Tous trois évoluent dans une petite ville comptant à elle seule plusieurs églises et donc autant d'écoles de la foi qui excluent plus qu'elles ne rassemblent. L'authenticité des personnages s'exprime par leurs doutes, leurs questionnements et leur fragilité. Ils ne sont jamais dans la sanction ni dans le jugement, n'assènent rien de façon péremptoire, à l'inverse de ceux dont le vernis de respectabilité, érigé dans la foi, se craquèle à l'heure où s'invitent les intérêts personnels. Au-delà des principes et des dogmes, la véritable nature se révèle...
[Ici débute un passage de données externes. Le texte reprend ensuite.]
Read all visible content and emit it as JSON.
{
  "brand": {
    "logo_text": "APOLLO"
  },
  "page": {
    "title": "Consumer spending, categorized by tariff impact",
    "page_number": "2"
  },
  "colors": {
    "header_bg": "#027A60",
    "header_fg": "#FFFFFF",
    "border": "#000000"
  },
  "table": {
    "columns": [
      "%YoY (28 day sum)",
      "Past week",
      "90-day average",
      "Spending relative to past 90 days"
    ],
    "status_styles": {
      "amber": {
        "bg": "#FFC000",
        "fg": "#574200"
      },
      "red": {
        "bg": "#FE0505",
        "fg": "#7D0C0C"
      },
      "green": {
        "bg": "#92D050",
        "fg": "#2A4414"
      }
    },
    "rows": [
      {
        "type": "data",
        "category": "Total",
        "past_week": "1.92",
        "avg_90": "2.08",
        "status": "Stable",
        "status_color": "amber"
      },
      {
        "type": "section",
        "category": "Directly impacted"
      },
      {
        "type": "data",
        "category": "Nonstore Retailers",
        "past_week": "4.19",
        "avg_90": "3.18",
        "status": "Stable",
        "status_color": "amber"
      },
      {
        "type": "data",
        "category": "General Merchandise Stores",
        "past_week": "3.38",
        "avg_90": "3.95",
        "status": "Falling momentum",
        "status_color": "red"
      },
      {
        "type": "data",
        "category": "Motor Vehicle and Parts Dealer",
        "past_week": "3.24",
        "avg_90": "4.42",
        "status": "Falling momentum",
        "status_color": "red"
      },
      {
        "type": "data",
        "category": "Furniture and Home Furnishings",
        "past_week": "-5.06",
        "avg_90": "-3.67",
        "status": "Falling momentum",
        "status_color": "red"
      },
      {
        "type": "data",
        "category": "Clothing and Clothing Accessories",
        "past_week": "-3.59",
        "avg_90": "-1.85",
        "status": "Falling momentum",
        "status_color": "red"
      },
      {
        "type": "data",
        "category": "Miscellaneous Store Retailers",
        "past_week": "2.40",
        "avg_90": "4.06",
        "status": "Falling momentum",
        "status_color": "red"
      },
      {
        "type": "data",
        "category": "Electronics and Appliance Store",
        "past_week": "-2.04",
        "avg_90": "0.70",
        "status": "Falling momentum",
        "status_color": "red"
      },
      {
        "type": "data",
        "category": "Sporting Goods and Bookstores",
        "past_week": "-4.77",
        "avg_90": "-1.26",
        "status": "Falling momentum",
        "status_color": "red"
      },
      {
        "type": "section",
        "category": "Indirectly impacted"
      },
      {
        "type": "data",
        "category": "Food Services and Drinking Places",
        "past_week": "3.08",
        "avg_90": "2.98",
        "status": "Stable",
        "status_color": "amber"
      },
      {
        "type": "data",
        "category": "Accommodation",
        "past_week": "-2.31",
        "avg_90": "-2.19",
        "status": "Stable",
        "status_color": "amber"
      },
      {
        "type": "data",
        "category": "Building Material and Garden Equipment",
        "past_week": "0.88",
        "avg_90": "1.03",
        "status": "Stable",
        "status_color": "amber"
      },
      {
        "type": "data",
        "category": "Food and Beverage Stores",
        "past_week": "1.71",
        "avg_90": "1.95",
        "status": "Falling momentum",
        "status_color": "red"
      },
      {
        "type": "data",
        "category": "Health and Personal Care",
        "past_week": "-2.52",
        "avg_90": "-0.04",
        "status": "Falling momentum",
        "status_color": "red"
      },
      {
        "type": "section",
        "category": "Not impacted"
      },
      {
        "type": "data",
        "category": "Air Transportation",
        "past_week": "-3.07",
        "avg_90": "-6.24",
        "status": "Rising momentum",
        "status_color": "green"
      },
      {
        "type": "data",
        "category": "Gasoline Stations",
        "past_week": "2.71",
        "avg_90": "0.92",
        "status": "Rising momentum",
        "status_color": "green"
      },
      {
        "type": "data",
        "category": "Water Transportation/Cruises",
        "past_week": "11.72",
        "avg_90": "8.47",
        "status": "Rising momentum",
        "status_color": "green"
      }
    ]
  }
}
Cette approche, Matt Lenox l'effectue à l'échelle d'une petite ville, sorte de concentré de l'humanité. Il dépeint un monde qui nous ressemble sans le présenter de façon ultra-manichéene, et sans, non plus, à l'image de ses personnages principaux, porter un jugement systématique sur la foi et l'expression de celle-ci. S'il adresse un regard pathétique sur ceux ayant recours en toute circonstance à la religion au point d'occulter l'essentiel, il laisse surtout, avec cette belle histoire, toute latitude à l'introspection et au libre arbitre. 

Je sais, j'ai lu deux livres d'affilée abordant cette dernière thématique. Faut croire que je me pose des questions.

Rédemption, de Matt Lennox, traduit de l'anglais (Canada) par France Camus-Pichon, Albin Michel, 2014, 432 p.